One instance where this is not the case is for venture capitalists. These investors, who can lend to businesses at will, are more interested in making a profit quickly. If they decide that a startup or a business is able to make money quickly, such as in the technology field, they might be open to approving a business loan. These cases are rare and depend entirely on the borrower’s ability to find a venture capitalist and explain their business plan.

Each lender is different and it is important to ask beforehand what requirements and documents are needed for a business loan. As a general guideline, a prospective borrower should have the following items ready when applying for a business loan post bankruptcy:

  • An updated business plan
  • Proof of consistent income
  • An explanation of the bankruptcy filing

Despite these preparations, business owners that have lived through a bankruptcy should realize that until their seven year period is over, their chances of acquiring a business loan will be lower than exemplary consumers.

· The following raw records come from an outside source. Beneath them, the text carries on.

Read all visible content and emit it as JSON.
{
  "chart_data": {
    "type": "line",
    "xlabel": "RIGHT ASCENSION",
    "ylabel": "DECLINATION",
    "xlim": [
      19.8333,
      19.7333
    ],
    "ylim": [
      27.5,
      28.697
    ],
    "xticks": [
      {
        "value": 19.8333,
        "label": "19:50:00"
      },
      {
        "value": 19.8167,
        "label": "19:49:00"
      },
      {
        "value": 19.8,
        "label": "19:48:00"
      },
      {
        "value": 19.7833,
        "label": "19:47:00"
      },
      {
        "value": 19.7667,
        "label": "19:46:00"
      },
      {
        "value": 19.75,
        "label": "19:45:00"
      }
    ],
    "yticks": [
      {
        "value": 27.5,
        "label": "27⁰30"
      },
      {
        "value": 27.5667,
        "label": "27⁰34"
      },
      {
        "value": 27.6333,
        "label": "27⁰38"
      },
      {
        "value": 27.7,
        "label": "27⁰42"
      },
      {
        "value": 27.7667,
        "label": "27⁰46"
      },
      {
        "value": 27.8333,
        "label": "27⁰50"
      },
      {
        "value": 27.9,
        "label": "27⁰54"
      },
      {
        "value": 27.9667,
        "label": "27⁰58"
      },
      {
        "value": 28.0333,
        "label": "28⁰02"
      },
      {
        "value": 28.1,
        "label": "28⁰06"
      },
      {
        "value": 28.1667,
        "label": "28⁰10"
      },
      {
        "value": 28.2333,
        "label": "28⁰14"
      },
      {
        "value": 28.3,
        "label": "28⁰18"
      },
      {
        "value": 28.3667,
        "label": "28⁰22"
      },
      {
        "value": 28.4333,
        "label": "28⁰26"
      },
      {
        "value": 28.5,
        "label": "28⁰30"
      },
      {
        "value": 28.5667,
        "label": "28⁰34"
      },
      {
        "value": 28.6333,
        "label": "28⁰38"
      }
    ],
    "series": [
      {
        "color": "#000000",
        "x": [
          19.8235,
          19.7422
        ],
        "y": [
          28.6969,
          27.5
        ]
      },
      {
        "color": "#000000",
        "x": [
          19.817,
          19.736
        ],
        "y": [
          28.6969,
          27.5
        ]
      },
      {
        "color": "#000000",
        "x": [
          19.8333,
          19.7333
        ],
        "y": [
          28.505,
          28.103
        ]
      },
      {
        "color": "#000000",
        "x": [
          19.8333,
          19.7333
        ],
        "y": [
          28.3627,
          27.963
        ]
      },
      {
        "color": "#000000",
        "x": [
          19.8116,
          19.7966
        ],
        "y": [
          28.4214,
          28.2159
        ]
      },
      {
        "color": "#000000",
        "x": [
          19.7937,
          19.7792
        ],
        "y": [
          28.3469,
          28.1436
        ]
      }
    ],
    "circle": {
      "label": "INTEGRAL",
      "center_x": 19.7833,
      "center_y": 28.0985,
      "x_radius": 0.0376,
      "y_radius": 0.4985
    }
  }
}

Lenders will not view post-bankruptcy consumers in the same fashion as those with high credit scores above 750.

“They should be prepared to shop around, have a prepared explanation for what caused the bankruptcy filing and be able to demonstrate that their finances have now changed for the better,” Rode said.

It will take considerable effort, but if a consumer wants to strengthen or start a business after a bankruptcy, it can be done.

“With the right guidance, proper explanations, strong finances since the bankruptcy, and seeking out a lender who tends to be more sympathetic … even those with tough credit predicaments will be able to secure loans,” she said.